Cschlr does not take advantage of the true multi-tasking (multi-threading) capabilities of OS/2. It dispatches threads by multiplexing the CPU with Run() in the main PeekMessage loop in Windows and the WinPeekMsg loop in OS/2. But it has one advantage that true OS/2 multi-tasking does not have. OS/2 threads cannot directly force an event to occur by calling APIs like WinInvalidateRect if the calling thread is not the message thread (the thread where the message queue is created). Cschlr allows you to do that because all threads it creates are actually part of the message thread.

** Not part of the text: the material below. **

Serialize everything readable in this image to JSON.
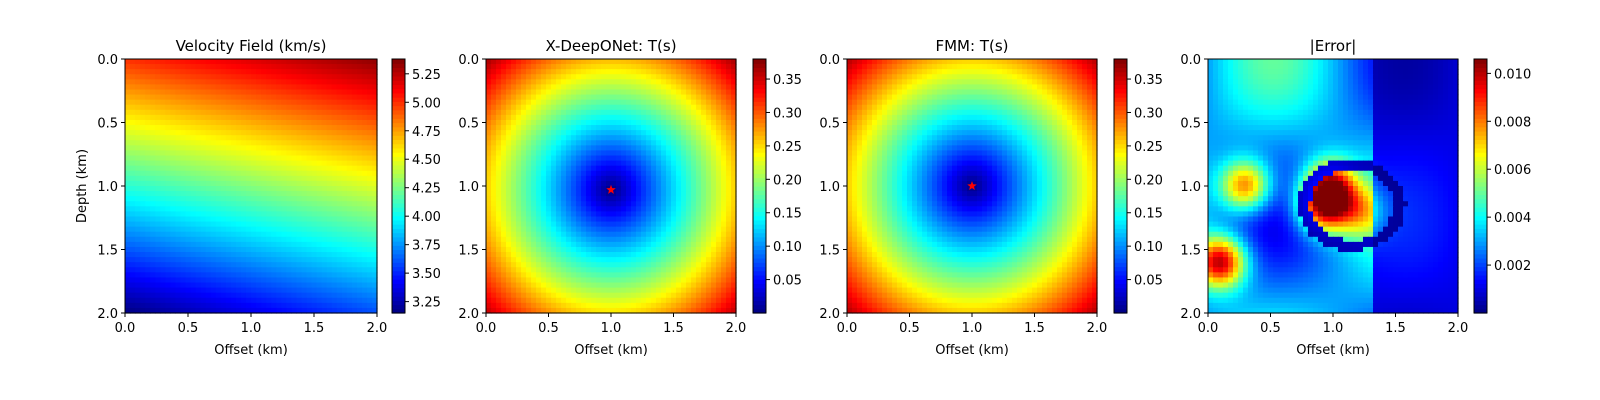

Although one can use Gpf to define the screen layout and use the same Gpf file to generate both Windows and OS/2 C source codes, the user-supplied event handling functions still need to be changed if they use GUI-specific calls, due to the differences between Windows and PM APIs. This brings one to ask the question: is there a tool which allows you to develop an application once and port it to other platforms without any source changes? The answer is both yes and no. Yes, there are some tools in the market which claim to do that. No, they may not do what you intend them to do.

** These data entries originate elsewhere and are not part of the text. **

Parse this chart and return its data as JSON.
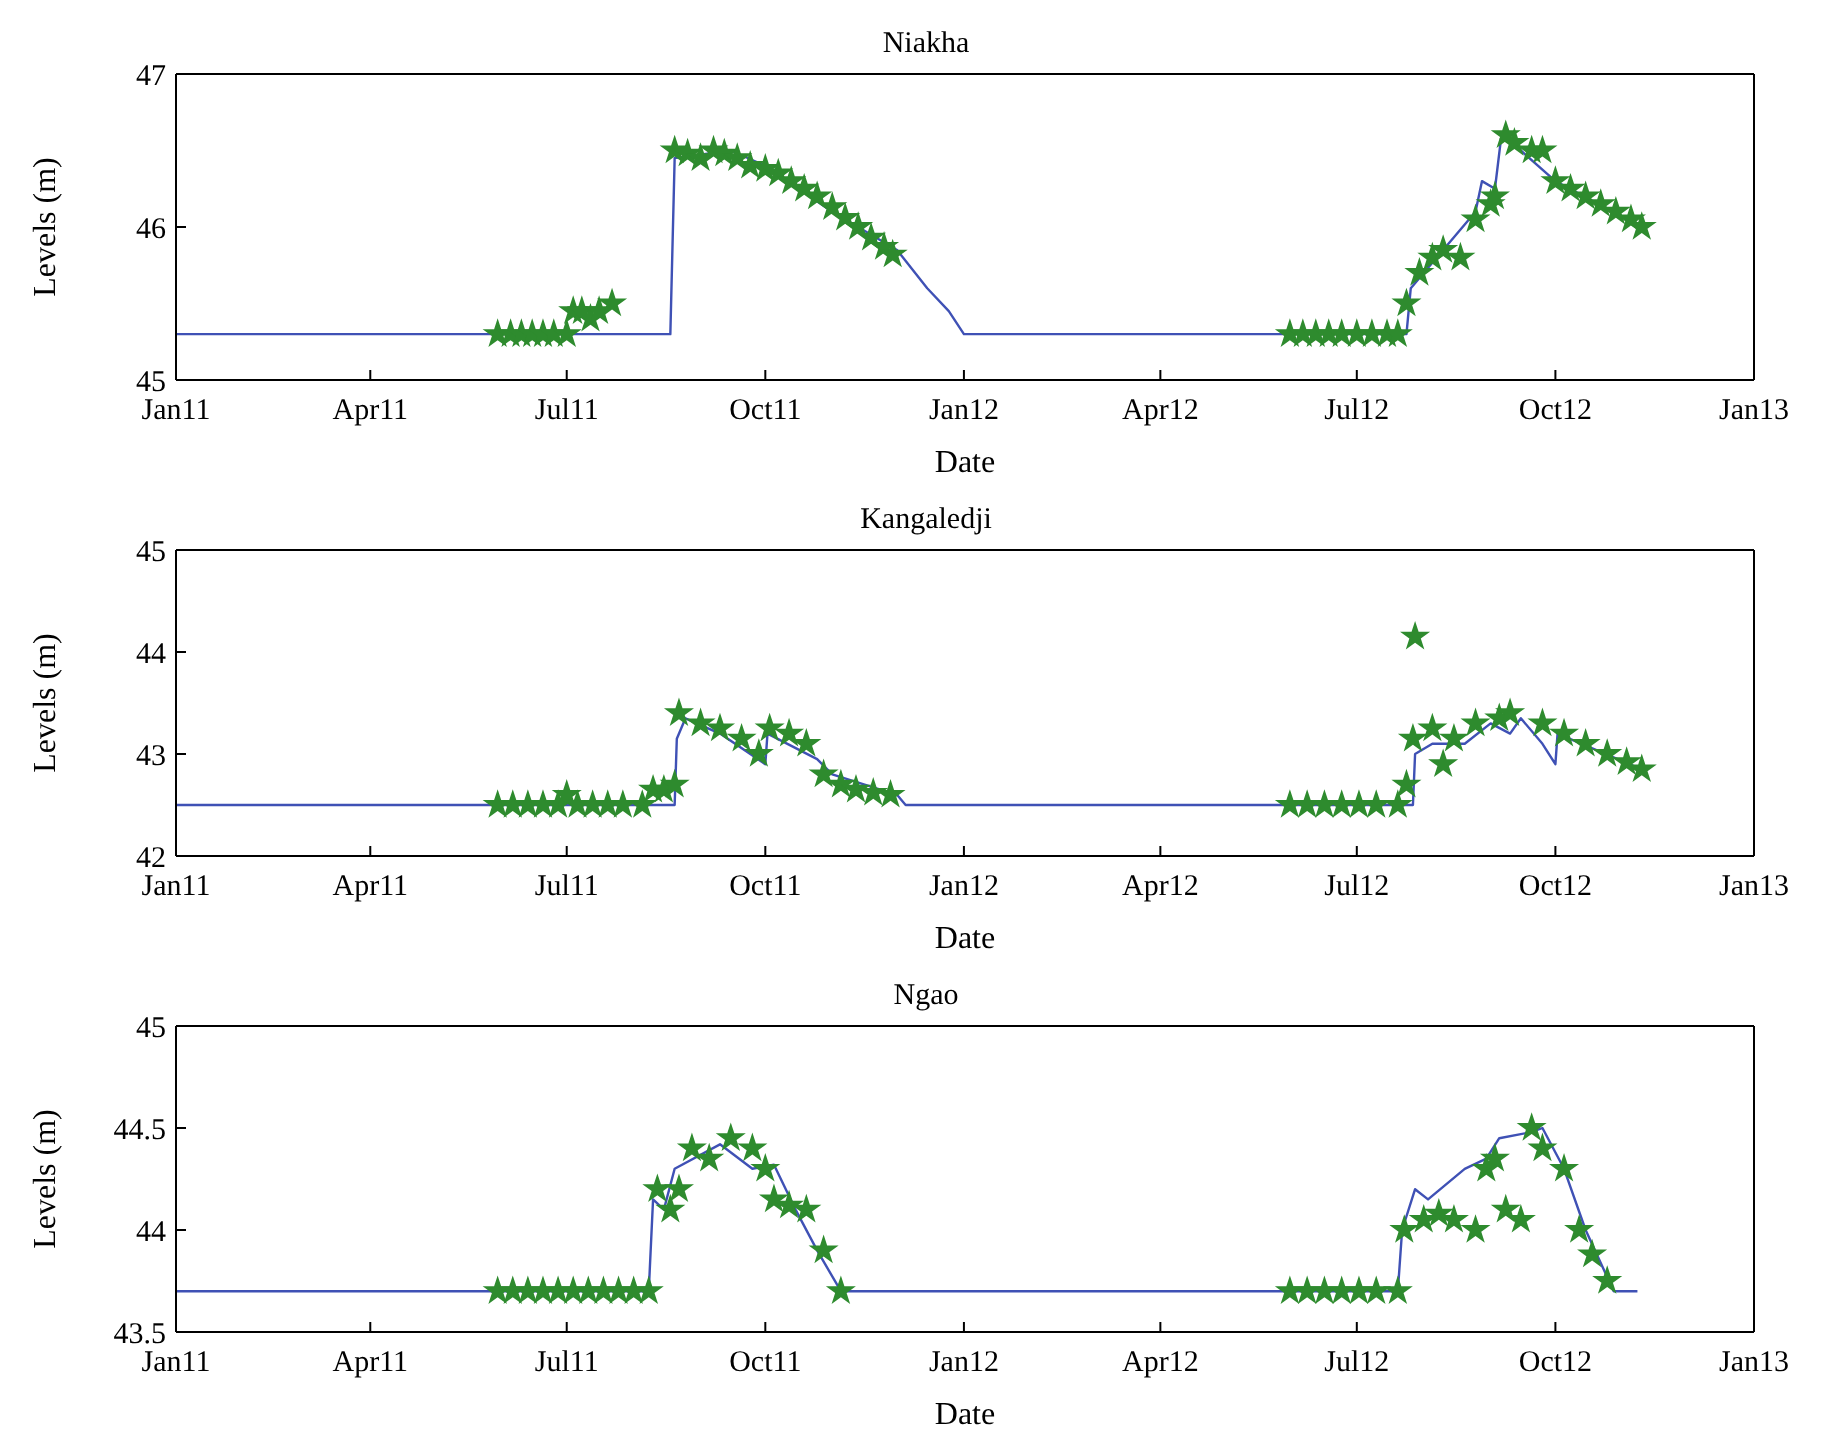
{
  "chart_data": [
    {
      "type": "line",
      "title": "Niakha",
      "xlabel": "Date",
      "ylabel": "Levels (m)",
      "xlim": [
        "2011-01-01",
        "2013-01-01"
      ],
      "xticks": [
        {
          "value": "2011-01-01",
          "label": "Jan11"
        },
        {
          "value": "2011-04-01",
          "label": "Apr11"
        },
        {
          "value": "2011-07-01",
          "label": "Jul11"
        },
        {
          "value": "2011-10-01",
          "label": "Oct11"
        },
        {
          "value": "2012-01-01",
          "label": "Jan12"
        },
        {
          "value": "2012-04-01",
          "label": "Apr12"
        },
        {
          "value": "2012-07-01",
          "label": "Jul12"
        },
        {
          "value": "2012-10-01",
          "label": "Oct12"
        },
        {
          "value": "2013-01-01",
          "label": "Jan13"
        }
      ],
      "ylim": [
        45,
        47
      ],
      "yticks": [
        45,
        46,
        47
      ],
      "grid": false,
      "legend": false,
      "series": [
        {
          "type": "line",
          "color": "#3f51b5",
          "marker": "none",
          "x": [
            "2011-01-01",
            "2011-08-18",
            "2011-08-20",
            "2011-09-15",
            "2011-10-01",
            "2011-11-01",
            "2011-12-01",
            "2011-12-15",
            "2011-12-25",
            "2012-01-01",
            "2012-07-24",
            "2012-07-26",
            "2012-08-10",
            "2012-08-25",
            "2012-08-28",
            "2012-09-03",
            "2012-09-06",
            "2012-09-15",
            "2012-10-01",
            "2012-11-10"
          ],
          "values": [
            45.3,
            45.3,
            46.45,
            46.5,
            46.4,
            46.1,
            45.85,
            45.6,
            45.45,
            45.3,
            45.3,
            45.6,
            45.85,
            46.1,
            46.3,
            46.25,
            46.6,
            46.5,
            46.3,
            46.0
          ]
        },
        {
          "type": "scatter",
          "color": "#2e8b2e",
          "marker": "star",
          "x": [
            "2011-05-30",
            "2011-06-05",
            "2011-06-10",
            "2011-06-15",
            "2011-06-20",
            "2011-06-25",
            "2011-07-01",
            "2011-07-04",
            "2011-07-08",
            "2011-07-12",
            "2011-07-16",
            "2011-07-22",
            "2011-08-20",
            "2011-08-26",
            "2011-09-01",
            "2011-09-07",
            "2011-09-12",
            "2011-09-18",
            "2011-09-24",
            "2011-10-01",
            "2011-10-07",
            "2011-10-13",
            "2011-10-19",
            "2011-10-25",
            "2011-11-01",
            "2011-11-07",
            "2011-11-13",
            "2011-11-19",
            "2011-11-25",
            "2011-11-29",
            "2012-05-31",
            "2012-06-06",
            "2012-06-12",
            "2012-06-18",
            "2012-06-24",
            "2012-07-01",
            "2012-07-08",
            "2012-07-15",
            "2012-07-20",
            "2012-07-24",
            "2012-07-30",
            "2012-08-05",
            "2012-08-10",
            "2012-08-18",
            "2012-08-25",
            "2012-09-01",
            "2012-09-03",
            "2012-09-08",
            "2012-09-12",
            "2012-09-20",
            "2012-09-25",
            "2012-10-01",
            "2012-10-08",
            "2012-10-15",
            "2012-10-22",
            "2012-10-29",
            "2012-11-05",
            "2012-11-10"
          ],
          "values": [
            45.3,
            45.3,
            45.3,
            45.3,
            45.3,
            45.3,
            45.3,
            45.45,
            45.45,
            45.4,
            45.45,
            45.5,
            46.5,
            46.48,
            46.45,
            46.5,
            46.48,
            46.45,
            46.4,
            46.38,
            46.35,
            46.3,
            46.25,
            46.2,
            46.13,
            46.06,
            46.0,
            45.93,
            45.87,
            45.82,
            45.3,
            45.3,
            45.3,
            45.3,
            45.3,
            45.3,
            45.3,
            45.3,
            45.3,
            45.5,
            45.7,
            45.8,
            45.85,
            45.8,
            46.05,
            46.15,
            46.2,
            46.6,
            46.55,
            46.5,
            46.5,
            46.3,
            46.25,
            46.2,
            46.15,
            46.1,
            46.05,
            46.0
          ]
        }
      ]
    },
    {
      "type": "line",
      "title": "Kangaledji",
      "xlabel": "Date",
      "ylabel": "Levels (m)",
      "xlim": [
        "2011-01-01",
        "2013-01-01"
      ],
      "xticks": [
        {
          "value": "2011-01-01",
          "label": "Jan11"
        },
        {
          "value": "2011-04-01",
          "label": "Apr11"
        },
        {
          "value": "2011-07-01",
          "label": "Jul11"
        },
        {
          "value": "2011-10-01",
          "label": "Oct11"
        },
        {
          "value": "2012-01-01",
          "label": "Jan12"
        },
        {
          "value": "2012-04-01",
          "label": "Apr12"
        },
        {
          "value": "2012-07-01",
          "label": "Jul12"
        },
        {
          "value": "2012-10-01",
          "label": "Oct12"
        },
        {
          "value": "2013-01-01",
          "label": "Jan13"
        }
      ],
      "ylim": [
        42,
        45
      ],
      "yticks": [
        42,
        43,
        44,
        45
      ],
      "grid": false,
      "legend": false,
      "series": [
        {
          "type": "line",
          "color": "#3f51b5",
          "marker": "none",
          "x": [
            "2011-01-01",
            "2011-08-20",
            "2011-08-21",
            "2011-08-25",
            "2011-09-10",
            "2011-10-01",
            "2011-10-02",
            "2011-10-25",
            "2011-11-01",
            "2011-12-01",
            "2011-12-05",
            "2012-07-27",
            "2012-07-28",
            "2012-08-05",
            "2012-08-20",
            "2012-09-01",
            "2012-09-10",
            "2012-09-15",
            "2012-09-25",
            "2012-10-01",
            "2012-10-02",
            "2012-11-10"
          ],
          "values": [
            42.5,
            42.5,
            43.15,
            43.35,
            43.2,
            42.9,
            43.2,
            42.95,
            42.8,
            42.6,
            42.5,
            42.5,
            43.0,
            43.1,
            43.1,
            43.3,
            43.2,
            43.35,
            43.1,
            42.9,
            43.2,
            42.85
          ]
        },
        {
          "type": "scatter",
          "color": "#2e8b2e",
          "marker": "star",
          "x": [
            "2011-05-30",
            "2011-06-06",
            "2011-06-13",
            "2011-06-20",
            "2011-06-27",
            "2011-07-01",
            "2011-07-06",
            "2011-07-13",
            "2011-07-20",
            "2011-07-27",
            "2011-08-05",
            "2011-08-10",
            "2011-08-15",
            "2011-08-20",
            "2011-08-22",
            "2011-09-01",
            "2011-09-10",
            "2011-09-20",
            "2011-09-28",
            "2011-10-03",
            "2011-10-12",
            "2011-10-20",
            "2011-10-28",
            "2011-11-05",
            "2011-11-12",
            "2011-11-20",
            "2011-11-28",
            "2012-05-31",
            "2012-06-08",
            "2012-06-16",
            "2012-06-24",
            "2012-07-02",
            "2012-07-10",
            "2012-07-20",
            "2012-07-24",
            "2012-07-27",
            "2012-07-28",
            "2012-08-05",
            "2012-08-10",
            "2012-08-15",
            "2012-08-25",
            "2012-09-05",
            "2012-09-10",
            "2012-09-25",
            "2012-10-05",
            "2012-10-15",
            "2012-10-25",
            "2012-11-03",
            "2012-11-10"
          ],
          "values": [
            42.5,
            42.5,
            42.5,
            42.5,
            42.5,
            42.6,
            42.5,
            42.5,
            42.5,
            42.5,
            42.5,
            42.65,
            42.65,
            42.7,
            43.4,
            43.3,
            43.25,
            43.15,
            43.0,
            43.25,
            43.2,
            43.1,
            42.8,
            42.7,
            42.65,
            42.62,
            42.6,
            42.5,
            42.5,
            42.5,
            42.5,
            42.5,
            42.5,
            42.5,
            42.7,
            43.15,
            44.15,
            43.25,
            42.9,
            43.15,
            43.3,
            43.35,
            43.4,
            43.3,
            43.2,
            43.1,
            43.0,
            42.92,
            42.85
          ]
        }
      ]
    },
    {
      "type": "line",
      "title": "Ngao",
      "xlabel": "Date",
      "ylabel": "Levels (m)",
      "xlim": [
        "2011-01-01",
        "2013-01-01"
      ],
      "xticks": [
        {
          "value": "2011-01-01",
          "label": "Jan11"
        },
        {
          "value": "2011-04-01",
          "label": "Apr11"
        },
        {
          "value": "2011-07-01",
          "label": "Jul11"
        },
        {
          "value": "2011-10-01",
          "label": "Oct11"
        },
        {
          "value": "2012-01-01",
          "label": "Jan12"
        },
        {
          "value": "2012-04-01",
          "label": "Apr12"
        },
        {
          "value": "2012-07-01",
          "label": "Jul12"
        },
        {
          "value": "2012-10-01",
          "label": "Oct12"
        },
        {
          "value": "2013-01-01",
          "label": "Jan13"
        }
      ],
      "ylim": [
        43.5,
        45
      ],
      "yticks": [
        43.5,
        44,
        44.5,
        45
      ],
      "grid": false,
      "legend": false,
      "series": [
        {
          "type": "line",
          "color": "#3f51b5",
          "marker": "none",
          "x": [
            "2011-01-01",
            "2011-08-08",
            "2011-08-10",
            "2011-08-15",
            "2011-08-20",
            "2011-09-10",
            "2011-09-25",
            "2011-10-05",
            "2011-10-15",
            "2011-10-25",
            "2011-11-05",
            "2012-07-20",
            "2012-07-22",
            "2012-07-28",
            "2012-08-03",
            "2012-08-20",
            "2012-08-30",
            "2012-09-05",
            "2012-09-20",
            "2012-09-25",
            "2012-10-05",
            "2012-10-15",
            "2012-10-28",
            "2012-11-08"
          ],
          "values": [
            43.7,
            43.7,
            44.15,
            44.1,
            44.3,
            44.42,
            44.3,
            44.32,
            44.1,
            43.9,
            43.7,
            43.7,
            44.0,
            44.2,
            44.15,
            44.3,
            44.35,
            44.45,
            44.48,
            44.5,
            44.3,
            44.0,
            43.7,
            43.7
          ]
        },
        {
          "type": "scatter",
          "color": "#2e8b2e",
          "marker": "star",
          "x": [
            "2011-05-30",
            "2011-06-06",
            "2011-06-13",
            "2011-06-20",
            "2011-06-27",
            "2011-07-04",
            "2011-07-11",
            "2011-07-18",
            "2011-07-25",
            "2011-08-01",
            "2011-08-08",
            "2011-08-12",
            "2011-08-18",
            "2011-08-22",
            "2011-08-28",
            "2011-09-05",
            "2011-09-15",
            "2011-09-25",
            "2011-10-01",
            "2011-10-05",
            "2011-10-12",
            "2011-10-20",
            "2011-10-28",
            "2011-11-05",
            "2012-05-31",
            "2012-06-08",
            "2012-06-16",
            "2012-06-24",
            "2012-07-02",
            "2012-07-10",
            "2012-07-20",
            "2012-07-23",
            "2012-08-01",
            "2012-08-08",
            "2012-08-15",
            "2012-08-25",
            "2012-08-30",
            "2012-09-03",
            "2012-09-08",
            "2012-09-15",
            "2012-09-20",
            "2012-09-25",
            "2012-10-05",
            "2012-10-12",
            "2012-10-18",
            "2012-10-25"
          ],
          "values": [
            43.7,
            43.7,
            43.7,
            43.7,
            43.7,
            43.7,
            43.7,
            43.7,
            43.7,
            43.7,
            43.7,
            44.2,
            44.1,
            44.2,
            44.4,
            44.35,
            44.45,
            44.4,
            44.3,
            44.15,
            44.12,
            44.1,
            43.9,
            43.7,
            43.7,
            43.7,
            43.7,
            43.7,
            43.7,
            43.7,
            43.7,
            44.0,
            44.05,
            44.08,
            44.05,
            44.0,
            44.3,
            44.35,
            44.1,
            44.05,
            44.5,
            44.4,
            44.3,
            44.0,
            43.88,
            43.75
          ]
        }
      ]
    }
  ]
}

Most of these tools take the common denominator approach, which limits you to use only a small subset of features available from a particular GUI. Although they usually provide ways for you to handle GUI-specific features, once you've done that, the application is no longer portable. Some class libraries attempt to encapsulate GUIs in C++ and force you to learn a totally new set of functions and programming model to gain portability. Some of them have over 150 classes with thousands of methods. The learning curve is steep even if they can do what they claim to do.

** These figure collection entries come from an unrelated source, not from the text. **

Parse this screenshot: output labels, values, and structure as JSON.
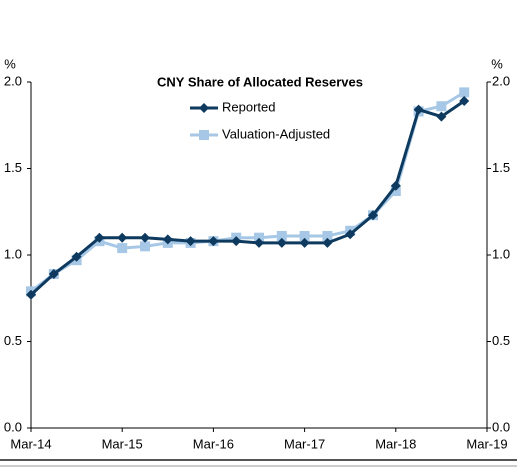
{
  "chart_data": {
    "type": "line",
    "title": "CNY Share of Allocated Reserves",
    "ylabel": "%",
    "y2label": "%",
    "x": [
      "Mar-14",
      "Jun-14",
      "Sep-14",
      "Dec-14",
      "Mar-15",
      "Jun-15",
      "Sep-15",
      "Dec-15",
      "Mar-16",
      "Jun-16",
      "Sep-16",
      "Dec-16",
      "Mar-17",
      "Jun-17",
      "Sep-17",
      "Dec-17",
      "Mar-18",
      "Jun-18",
      "Sep-18",
      "Dec-18"
    ],
    "series": [
      {
        "name": "Reported",
        "color": "#0f3a5f",
        "marker": "diamond",
        "values": [
          0.77,
          0.89,
          0.99,
          1.1,
          1.1,
          1.1,
          1.09,
          1.08,
          1.08,
          1.08,
          1.07,
          1.07,
          1.07,
          1.07,
          1.12,
          1.23,
          1.4,
          1.84,
          1.8,
          1.89
        ]
      },
      {
        "name": "Valuation-Adjusted",
        "color": "#a6c8e6",
        "marker": "square",
        "values": [
          0.79,
          0.89,
          0.97,
          1.08,
          1.04,
          1.05,
          1.07,
          1.07,
          1.08,
          1.1,
          1.1,
          1.11,
          1.11,
          1.11,
          1.14,
          1.23,
          1.37,
          1.83,
          1.86,
          1.94
        ]
      }
    ],
    "xlim": [
      "Mar-14",
      "Mar-19"
    ],
    "xticks": [
      "Mar-14",
      "Mar-15",
      "Mar-16",
      "Mar-17",
      "Mar-18",
      "Mar-19"
    ],
    "ylim": [
      0,
      2
    ],
    "yticks": [
      {
        "value": 0,
        "label": "0.0"
      },
      {
        "value": 0.5,
        "label": "0.5"
      },
      {
        "value": 1,
        "label": "1.0"
      },
      {
        "value": 1.5,
        "label": "1.5"
      },
      {
        "value": 2,
        "label": "2.0"
      }
    ],
    "y2lim": [
      0,
      2
    ],
    "y2ticks": [
      {
        "value": 0,
        "label": "0.0"
      },
      {
        "value": 0.5,
        "label": "0.5"
      },
      {
        "value": 1,
        "label": "1.0"
      },
      {
        "value": 1.5,
        "label": "1.5"
      },
      {
        "value": 2,
        "label": "2.0"
      }
    ]
  }
}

My friends and I did some extensive research on cross-platform tools sometime ago. The verdict: package the non-GUI-related functions in the most portable way possible and use the best tool you can find to generate the particular GUI that you are interested in. If the non-GUI part — the heart of your application — is well packaged, it should be possible to interface the two components together. Of course, it is easier said than done. The best way to do this varies depending on the application. Since Cschlr works unmodified under both Windows and OS/2, I think it should qualify as a cross-platform tool.

Conclusions

I have presented a simple C++ class, Cschlr, to handle time-consuming tasks under Windows, and demonstrated its use by a complete example. It should be evident from the example that Cschlr helps in limiting the proliferation of PeekMessage loops that are quite commonplace in applications that are CPU bound. It reduces the total number of PeekMessage loops to exactly one and provides counting semaphores and timed functions for synchronisation.

All these functions are provided without increasing the memory usage significantly, due to the small size of Cschlr. The use of Cschlr also improves the readability of source code by reducing the proliferation of PeekMessage loops and by providing a facility for the user to organize a Windows application by breaking it up into smaller and more manageable pieces in the form of threads. And a Windows application written using threads should make porting to OS/2 less painful.

References

1. Dror, A., Lafore, R. 0S/2 Presentation Manager Programming Primer. McGraw-Hill 1990.

2. Petzold, C. Utilizing OS/2 Multithread Techniques in Presentation Manager Applications. Microsoft Journal, March 1988.

3. Comer, D., Fossum, T. V. Operating System Design Vol. 1. The Xinu Approach. Prentice-Hall 1988.

4. Gpf Systems, Inc. Gpf. Gpf Systems Inc. 1992.